Anthropic has published an update on the safeguards it has built into Claude ahead of the 2026 US midterms and other elections this year, including evaluation scores for its newest models. The post details political-bias measurement, election-related usage policy enforcement, real-time information sourcing, and a new test for autonomous influence operations.

On a 600-prompt benchmark — 300 harmful (e.g. attempts to generate election misinformation) and 300 legitimate (e.g. drafting campaign content) — Claude Opus 4.7 responded appropriately 100% of the time and Sonnet 4.6 99.8% of the time, the company says. On a separate simulated influence-operations test using multi-turn adversarial conversations, both models responded appropriately around 90% (Sonnet) and 94% (Opus). On political-bias evaluations, the same models scored 95% and 96% — measuring whether responses treat opposing viewpoints with comparable depth.

A new autonomous-operations test

For the first time, Anthropic also tested whether models could plan and run a multi-step influence operation autonomously, end-to-end, without human prompting. With safeguards and training in place, both models refused nearly every task. With safeguards stripped — used only to measure raw capability — Mythos Preview and Opus 4.7 both completed more than half the tasks. The company frames that as a reason for continued vigilance even when production safeguards are working.

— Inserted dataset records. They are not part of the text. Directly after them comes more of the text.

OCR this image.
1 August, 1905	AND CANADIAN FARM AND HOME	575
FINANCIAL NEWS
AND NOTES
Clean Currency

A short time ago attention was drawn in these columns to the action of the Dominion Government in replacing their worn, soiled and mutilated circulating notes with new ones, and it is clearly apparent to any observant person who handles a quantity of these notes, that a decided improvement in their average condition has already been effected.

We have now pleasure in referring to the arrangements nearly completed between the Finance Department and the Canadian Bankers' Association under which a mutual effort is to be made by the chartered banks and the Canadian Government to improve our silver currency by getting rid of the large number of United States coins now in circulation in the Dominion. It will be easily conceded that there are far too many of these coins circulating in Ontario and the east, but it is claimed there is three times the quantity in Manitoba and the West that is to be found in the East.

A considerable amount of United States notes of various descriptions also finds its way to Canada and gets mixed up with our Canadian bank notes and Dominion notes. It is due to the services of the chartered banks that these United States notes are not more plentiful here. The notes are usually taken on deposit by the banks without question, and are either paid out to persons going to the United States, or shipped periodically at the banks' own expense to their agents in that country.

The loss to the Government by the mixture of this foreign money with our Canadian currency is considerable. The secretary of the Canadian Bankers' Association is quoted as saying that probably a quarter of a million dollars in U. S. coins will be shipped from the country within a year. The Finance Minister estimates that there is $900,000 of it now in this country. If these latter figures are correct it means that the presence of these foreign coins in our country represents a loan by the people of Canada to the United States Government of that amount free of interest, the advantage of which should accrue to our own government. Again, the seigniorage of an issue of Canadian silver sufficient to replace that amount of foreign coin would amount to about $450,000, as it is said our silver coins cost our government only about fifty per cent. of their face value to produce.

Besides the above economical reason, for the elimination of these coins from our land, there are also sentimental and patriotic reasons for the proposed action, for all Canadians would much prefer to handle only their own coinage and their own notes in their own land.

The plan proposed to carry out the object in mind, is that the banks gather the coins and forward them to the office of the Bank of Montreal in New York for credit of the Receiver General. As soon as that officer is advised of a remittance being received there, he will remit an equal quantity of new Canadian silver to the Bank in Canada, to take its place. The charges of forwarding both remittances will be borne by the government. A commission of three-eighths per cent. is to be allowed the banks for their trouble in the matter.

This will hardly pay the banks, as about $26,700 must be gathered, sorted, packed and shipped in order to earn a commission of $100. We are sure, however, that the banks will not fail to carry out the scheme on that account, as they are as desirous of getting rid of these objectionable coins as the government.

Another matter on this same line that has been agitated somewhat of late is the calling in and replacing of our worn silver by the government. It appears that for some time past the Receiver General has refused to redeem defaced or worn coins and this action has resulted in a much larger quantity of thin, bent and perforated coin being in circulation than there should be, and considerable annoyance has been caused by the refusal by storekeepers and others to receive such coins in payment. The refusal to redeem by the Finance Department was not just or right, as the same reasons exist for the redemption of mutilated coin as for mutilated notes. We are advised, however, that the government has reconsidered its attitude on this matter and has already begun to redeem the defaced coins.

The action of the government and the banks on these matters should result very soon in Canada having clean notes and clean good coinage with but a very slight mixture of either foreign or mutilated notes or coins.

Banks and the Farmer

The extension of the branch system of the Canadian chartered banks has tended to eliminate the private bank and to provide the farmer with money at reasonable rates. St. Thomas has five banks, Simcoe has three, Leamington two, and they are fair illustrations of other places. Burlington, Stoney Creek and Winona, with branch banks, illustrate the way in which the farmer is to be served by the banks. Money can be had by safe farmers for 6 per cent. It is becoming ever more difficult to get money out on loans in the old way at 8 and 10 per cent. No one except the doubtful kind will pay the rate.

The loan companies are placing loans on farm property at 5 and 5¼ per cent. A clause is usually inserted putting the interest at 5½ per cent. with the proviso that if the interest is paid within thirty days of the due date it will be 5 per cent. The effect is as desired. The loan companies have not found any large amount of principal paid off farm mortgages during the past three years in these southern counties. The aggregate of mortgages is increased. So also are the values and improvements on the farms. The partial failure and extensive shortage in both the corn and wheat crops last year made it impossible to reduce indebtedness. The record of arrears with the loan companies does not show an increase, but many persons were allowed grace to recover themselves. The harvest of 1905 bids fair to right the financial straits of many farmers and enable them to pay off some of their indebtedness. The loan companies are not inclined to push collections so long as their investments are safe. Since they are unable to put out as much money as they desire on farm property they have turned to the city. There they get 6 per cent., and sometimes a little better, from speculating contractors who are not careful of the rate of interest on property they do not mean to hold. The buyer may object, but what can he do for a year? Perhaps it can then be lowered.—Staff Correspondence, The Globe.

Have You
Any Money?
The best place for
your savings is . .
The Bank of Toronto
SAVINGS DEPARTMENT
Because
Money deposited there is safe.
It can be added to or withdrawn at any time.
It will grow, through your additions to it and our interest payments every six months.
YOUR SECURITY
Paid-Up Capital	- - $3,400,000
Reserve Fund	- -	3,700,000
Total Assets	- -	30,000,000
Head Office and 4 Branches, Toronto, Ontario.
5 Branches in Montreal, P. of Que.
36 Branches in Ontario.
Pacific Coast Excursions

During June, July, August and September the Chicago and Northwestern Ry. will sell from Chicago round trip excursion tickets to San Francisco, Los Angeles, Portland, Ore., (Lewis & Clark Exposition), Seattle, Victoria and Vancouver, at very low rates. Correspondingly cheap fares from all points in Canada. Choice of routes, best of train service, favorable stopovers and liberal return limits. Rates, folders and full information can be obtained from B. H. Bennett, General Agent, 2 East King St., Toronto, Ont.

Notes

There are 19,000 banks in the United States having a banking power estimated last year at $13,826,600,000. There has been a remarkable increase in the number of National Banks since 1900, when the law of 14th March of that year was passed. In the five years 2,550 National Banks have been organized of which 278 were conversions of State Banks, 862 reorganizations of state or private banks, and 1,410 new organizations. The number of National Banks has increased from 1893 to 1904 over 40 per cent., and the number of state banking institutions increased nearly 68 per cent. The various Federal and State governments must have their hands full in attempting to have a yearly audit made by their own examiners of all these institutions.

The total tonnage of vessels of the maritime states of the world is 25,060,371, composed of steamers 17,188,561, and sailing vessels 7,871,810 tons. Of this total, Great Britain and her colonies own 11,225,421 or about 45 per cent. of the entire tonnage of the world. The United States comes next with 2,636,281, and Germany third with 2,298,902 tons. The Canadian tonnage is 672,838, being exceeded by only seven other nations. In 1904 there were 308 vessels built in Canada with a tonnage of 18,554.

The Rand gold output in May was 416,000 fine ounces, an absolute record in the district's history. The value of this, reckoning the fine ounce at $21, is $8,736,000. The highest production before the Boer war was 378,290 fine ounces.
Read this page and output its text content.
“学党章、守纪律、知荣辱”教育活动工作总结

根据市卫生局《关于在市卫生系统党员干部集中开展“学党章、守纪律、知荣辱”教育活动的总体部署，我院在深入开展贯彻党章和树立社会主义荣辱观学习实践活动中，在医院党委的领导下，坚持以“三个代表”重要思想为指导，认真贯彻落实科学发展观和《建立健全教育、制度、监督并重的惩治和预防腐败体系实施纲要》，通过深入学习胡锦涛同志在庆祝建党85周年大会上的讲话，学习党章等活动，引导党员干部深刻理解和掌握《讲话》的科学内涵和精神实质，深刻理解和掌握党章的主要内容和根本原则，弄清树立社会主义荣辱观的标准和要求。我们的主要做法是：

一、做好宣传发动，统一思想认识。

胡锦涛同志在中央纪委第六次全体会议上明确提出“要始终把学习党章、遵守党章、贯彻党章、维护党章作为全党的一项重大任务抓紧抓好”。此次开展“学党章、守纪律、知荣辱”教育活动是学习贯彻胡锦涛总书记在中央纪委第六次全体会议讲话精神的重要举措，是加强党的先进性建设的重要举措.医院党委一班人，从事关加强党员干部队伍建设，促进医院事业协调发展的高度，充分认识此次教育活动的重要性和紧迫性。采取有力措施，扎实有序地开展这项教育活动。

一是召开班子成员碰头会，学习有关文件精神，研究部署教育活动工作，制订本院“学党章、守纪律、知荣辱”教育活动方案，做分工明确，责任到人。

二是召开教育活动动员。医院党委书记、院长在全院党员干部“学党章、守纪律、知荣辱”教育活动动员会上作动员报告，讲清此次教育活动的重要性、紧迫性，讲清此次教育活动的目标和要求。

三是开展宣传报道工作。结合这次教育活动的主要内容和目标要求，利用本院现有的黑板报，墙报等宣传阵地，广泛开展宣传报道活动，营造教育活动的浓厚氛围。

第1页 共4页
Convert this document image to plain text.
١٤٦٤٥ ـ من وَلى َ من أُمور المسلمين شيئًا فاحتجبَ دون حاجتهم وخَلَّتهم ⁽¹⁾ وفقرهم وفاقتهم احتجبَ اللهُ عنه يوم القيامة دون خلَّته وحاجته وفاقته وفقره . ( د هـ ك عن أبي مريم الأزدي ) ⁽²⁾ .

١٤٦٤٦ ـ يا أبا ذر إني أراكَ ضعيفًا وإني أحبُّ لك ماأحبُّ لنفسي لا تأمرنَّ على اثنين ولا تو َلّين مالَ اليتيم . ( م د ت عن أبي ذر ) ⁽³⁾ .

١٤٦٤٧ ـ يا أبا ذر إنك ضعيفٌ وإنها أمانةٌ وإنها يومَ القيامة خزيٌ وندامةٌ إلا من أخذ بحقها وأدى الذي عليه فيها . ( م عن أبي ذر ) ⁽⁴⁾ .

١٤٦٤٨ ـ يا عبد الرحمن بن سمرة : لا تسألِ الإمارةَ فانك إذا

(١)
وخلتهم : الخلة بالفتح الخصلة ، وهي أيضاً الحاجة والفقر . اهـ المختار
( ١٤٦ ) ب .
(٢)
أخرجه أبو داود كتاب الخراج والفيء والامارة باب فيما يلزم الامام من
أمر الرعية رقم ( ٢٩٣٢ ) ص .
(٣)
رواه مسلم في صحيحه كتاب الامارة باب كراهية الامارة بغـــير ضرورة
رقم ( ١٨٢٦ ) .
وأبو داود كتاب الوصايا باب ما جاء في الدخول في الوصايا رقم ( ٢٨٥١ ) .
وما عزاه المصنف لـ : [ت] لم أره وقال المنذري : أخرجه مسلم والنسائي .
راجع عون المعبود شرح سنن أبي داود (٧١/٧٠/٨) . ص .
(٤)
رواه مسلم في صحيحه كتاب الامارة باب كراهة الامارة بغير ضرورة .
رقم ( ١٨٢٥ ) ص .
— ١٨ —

In product terms, Anthropic is reactivating election banners on Claude.ai pointing US users to TurboVote, with a similar mechanism planned for Brazil. Web-search triggering on election-related questions was measured at 92% (Opus) and 95% (Sonnet) across more than 600 prompts.

Looking forward

The UK has local and devolved elections in May 2026, alongside ongoing scrutiny of how chatbots handle political queries from voters. Anthropic’s published methodology and open-source evaluation dataset set a useful precedent for what UK regulators — including the Electoral Commission and the AI Security Institute — could expect from frontier vendors deploying assistants here. The harder question is whether equivalent UK-specific evaluations exist and whether Anthropic, OpenAI and Google will publish them at the same level of detail. The Met’s separate move into Palantir-driven internal investigations underlines that AI accountability questions are no longer abstract for UK public bodies; the same applies when AI is sitting between voters and election information.